The Nefirobe neighbourhood sits on a small hill at the northern end of the Lekaro district, just to the west of the much larger hill of Labetachi. In the reigns of Bulodi II and of the empress Aritokéhhe neighbourhood was a very fashionable address. The area was badly hit during the great plague known as the Blue Death, however, and never fully recovered. Its wealthy residents resettled to the east, in the Topla district, and their large and elegant former houses were subdivided into workers’ tenements. Despite the fact that it is located next to the extremely affluent neighbourhood on the western side of Labetachi Hill, Nefirobe is now a poor and more-or-less forgotten corner of the city.
In this print, we are presented with a view of one of Nefirobe’s characteristically steep and narrow side streets, which descend towards the Nachilatizabu (“Tizabu Canal”) between high stone buildings. It is near nightfall, and a lamplighter is going about his duties. We see his aged-looking hand holding a horizontally placed ladder, which is presumably resting on his shoulder. In one of the artist’s recurring compositional strategies, these elements are placed in the extreme foreground, in such a way as to place the viewer in the role of a participant in the scene—in this case, that of the old lamplighter. Looking down towards the bottom of the street between two rungs of the ladder, we see that there is a young woman leaning against the stone balustrade bordering the canal. She would appear to be waiting for someone—perhaps, since she is looking towards the water, someone arriving by boat. Her body language seems to suggest a mixture of nervousness and impatience. In spite of the distance and the failing light, it is clear to us she is uncommonly beautiful.
Who is she waiting for? She seems too respectably dressed to be a prostitute, and yet she must know it is highly unsafe for a woman to be out by herself in this area at this time of the evening—not to mention quite improper. The mind races wildly. Is she the daughter of a wealthy family in West Labetachi, who has made arrangements to elope with her secret beau? Or has she gotten involved in some shady affairs? Is she meeting with her dealer? Or could this have something to do with the fact that Tizabu Prison (See n. 7) is located nearby, on the other side of the canal? Perhaps a relative got on the wrong side of the imperial government and has been imprisoned there, and now she is waiting to receive some news about him from a source inside the prison? But no, the simplest explanation is usually the correct one, and the most likely scenario in this case is that this is an assignation with a lover. Perhaps there is an empty room nearby that they use. But then, wouldn’t it be safer to meet there directly? It is all quite mysterious.
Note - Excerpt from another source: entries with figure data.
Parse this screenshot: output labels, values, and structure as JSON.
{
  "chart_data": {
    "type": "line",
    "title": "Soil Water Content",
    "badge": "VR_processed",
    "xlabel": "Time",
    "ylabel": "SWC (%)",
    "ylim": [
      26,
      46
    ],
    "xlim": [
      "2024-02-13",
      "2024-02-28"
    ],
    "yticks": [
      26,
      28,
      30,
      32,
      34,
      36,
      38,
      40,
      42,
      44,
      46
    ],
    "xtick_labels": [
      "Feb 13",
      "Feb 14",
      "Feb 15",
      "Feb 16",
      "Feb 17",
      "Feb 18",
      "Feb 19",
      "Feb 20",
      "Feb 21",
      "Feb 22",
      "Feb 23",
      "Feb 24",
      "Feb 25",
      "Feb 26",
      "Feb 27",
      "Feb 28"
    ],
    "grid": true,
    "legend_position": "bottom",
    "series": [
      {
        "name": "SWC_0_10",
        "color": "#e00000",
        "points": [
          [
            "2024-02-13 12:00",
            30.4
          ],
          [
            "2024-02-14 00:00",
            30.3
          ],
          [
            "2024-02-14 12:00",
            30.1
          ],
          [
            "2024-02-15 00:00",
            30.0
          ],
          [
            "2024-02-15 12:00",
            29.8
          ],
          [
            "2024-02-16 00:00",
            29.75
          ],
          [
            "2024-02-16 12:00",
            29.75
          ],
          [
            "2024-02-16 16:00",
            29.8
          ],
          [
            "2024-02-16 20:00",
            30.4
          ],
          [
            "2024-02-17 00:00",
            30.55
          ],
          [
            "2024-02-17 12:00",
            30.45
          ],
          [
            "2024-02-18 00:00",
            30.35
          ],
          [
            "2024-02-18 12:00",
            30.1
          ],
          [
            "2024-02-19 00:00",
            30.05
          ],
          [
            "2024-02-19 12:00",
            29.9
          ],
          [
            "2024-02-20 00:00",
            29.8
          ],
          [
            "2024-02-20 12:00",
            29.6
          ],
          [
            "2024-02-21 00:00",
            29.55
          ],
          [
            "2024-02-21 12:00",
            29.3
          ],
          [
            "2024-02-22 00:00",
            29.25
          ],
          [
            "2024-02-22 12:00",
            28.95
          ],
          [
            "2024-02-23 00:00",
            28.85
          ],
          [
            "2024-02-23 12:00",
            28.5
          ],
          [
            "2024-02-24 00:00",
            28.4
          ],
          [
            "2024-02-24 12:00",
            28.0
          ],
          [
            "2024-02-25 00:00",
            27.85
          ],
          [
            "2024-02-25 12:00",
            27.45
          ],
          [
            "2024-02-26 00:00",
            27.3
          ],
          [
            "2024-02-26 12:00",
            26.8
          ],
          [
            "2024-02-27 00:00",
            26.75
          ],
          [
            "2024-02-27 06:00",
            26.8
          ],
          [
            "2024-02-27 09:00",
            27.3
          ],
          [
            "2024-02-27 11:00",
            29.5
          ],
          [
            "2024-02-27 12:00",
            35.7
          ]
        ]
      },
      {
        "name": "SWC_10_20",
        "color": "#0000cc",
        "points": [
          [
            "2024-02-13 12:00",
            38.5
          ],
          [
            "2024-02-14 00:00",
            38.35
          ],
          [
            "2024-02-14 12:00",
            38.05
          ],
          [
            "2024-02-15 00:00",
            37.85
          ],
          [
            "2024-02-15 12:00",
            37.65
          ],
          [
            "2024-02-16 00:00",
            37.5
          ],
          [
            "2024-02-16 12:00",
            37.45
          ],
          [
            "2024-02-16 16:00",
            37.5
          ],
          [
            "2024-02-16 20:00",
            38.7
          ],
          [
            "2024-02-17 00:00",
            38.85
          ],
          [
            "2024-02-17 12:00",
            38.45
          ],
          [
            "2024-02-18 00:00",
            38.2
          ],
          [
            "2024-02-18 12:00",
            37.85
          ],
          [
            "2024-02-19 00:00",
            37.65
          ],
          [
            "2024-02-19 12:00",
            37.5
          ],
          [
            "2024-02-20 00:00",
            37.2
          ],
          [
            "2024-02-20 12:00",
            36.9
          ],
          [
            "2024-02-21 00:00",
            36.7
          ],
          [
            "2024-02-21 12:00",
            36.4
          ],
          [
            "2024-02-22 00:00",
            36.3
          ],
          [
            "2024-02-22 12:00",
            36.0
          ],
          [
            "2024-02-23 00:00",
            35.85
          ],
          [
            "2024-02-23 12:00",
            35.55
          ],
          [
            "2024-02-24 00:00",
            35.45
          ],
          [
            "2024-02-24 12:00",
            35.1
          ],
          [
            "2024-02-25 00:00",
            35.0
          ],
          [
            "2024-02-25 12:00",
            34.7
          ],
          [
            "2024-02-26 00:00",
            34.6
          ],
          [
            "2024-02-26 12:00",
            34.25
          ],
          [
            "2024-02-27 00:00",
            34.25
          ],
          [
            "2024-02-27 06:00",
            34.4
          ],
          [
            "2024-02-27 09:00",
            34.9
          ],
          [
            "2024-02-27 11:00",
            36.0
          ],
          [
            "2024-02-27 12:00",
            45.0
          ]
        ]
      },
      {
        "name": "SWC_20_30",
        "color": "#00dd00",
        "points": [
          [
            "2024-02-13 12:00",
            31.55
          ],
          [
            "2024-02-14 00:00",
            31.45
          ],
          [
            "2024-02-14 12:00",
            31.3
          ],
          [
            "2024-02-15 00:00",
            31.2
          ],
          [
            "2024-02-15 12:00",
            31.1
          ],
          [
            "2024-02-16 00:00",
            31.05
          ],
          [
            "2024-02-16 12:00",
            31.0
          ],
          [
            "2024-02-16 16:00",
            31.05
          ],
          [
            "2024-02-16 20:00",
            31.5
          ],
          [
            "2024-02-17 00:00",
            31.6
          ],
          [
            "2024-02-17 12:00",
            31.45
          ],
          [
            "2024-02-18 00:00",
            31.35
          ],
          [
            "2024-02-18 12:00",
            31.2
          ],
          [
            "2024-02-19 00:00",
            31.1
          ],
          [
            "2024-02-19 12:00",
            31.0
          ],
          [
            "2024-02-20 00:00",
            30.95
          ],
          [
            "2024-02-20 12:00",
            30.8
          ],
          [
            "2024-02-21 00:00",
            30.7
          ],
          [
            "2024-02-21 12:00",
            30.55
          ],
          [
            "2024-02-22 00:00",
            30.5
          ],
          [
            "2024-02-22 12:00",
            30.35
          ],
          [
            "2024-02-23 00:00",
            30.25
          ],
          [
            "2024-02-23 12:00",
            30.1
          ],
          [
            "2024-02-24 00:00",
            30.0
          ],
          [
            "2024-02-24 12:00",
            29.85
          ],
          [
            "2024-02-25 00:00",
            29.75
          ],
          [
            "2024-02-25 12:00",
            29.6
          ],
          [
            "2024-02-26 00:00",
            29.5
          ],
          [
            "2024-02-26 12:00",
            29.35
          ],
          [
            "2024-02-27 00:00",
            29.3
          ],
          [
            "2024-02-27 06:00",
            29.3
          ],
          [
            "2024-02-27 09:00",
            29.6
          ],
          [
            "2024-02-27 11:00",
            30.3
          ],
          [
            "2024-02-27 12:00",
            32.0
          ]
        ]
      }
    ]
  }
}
If it is a lover she is waiting for, he must be quite a captivating figure to have induced this young woman to put herself in such a potentially compromising and even dangerous situation. Perhaps he is already almost here, paddling softly through the darkening water in a small punt. Perhaps he has just has caught sight of the girl’s furtive silhouette against the last remnants of the evening light. Perhaps, in this fleeting moment before she becomes aware of his presence, he is briefly able to imagine how the situation he is presently living—so full of tortured indecision and overhanging heartache, and of all the myriad complications that have necessitated this clandestine rendezvous—might appear to an outsider, as an exhilarating and almost impossibly romantic adventure.
And in another life—who knows?—this young man could indeed find himself in the position of the old lamplighter, looking down upon the scene with the same sudden awareness of the beautiful, inaccessible mystery of existence as one sometimes experiences when gazing up at the stars. It is a sight almost painful to linger on, yet so infinitely… beyond everything else. For that which one is seeing with one’s eyes is only a small part of it. That which one is seeing with one’s eyes is really almost nothing. It is through all that one projects on them of what is deepest and most fundamentally inexpressible inside of one that such visions cast their inescapable spell.
The temptation now for the lamplighter would be to put down his ladder and tinderbox, hide in the nearest doorway, and wait to see who shows up. But if such an action would have seemed ridiculous and undignified in his youth, at his age it seems unbecoming even to contemplate it. Besides which, it is getting late. He has a home and bed to get back to, and his own familiar constellations to finish planting upon the vast dark emptiness of the city.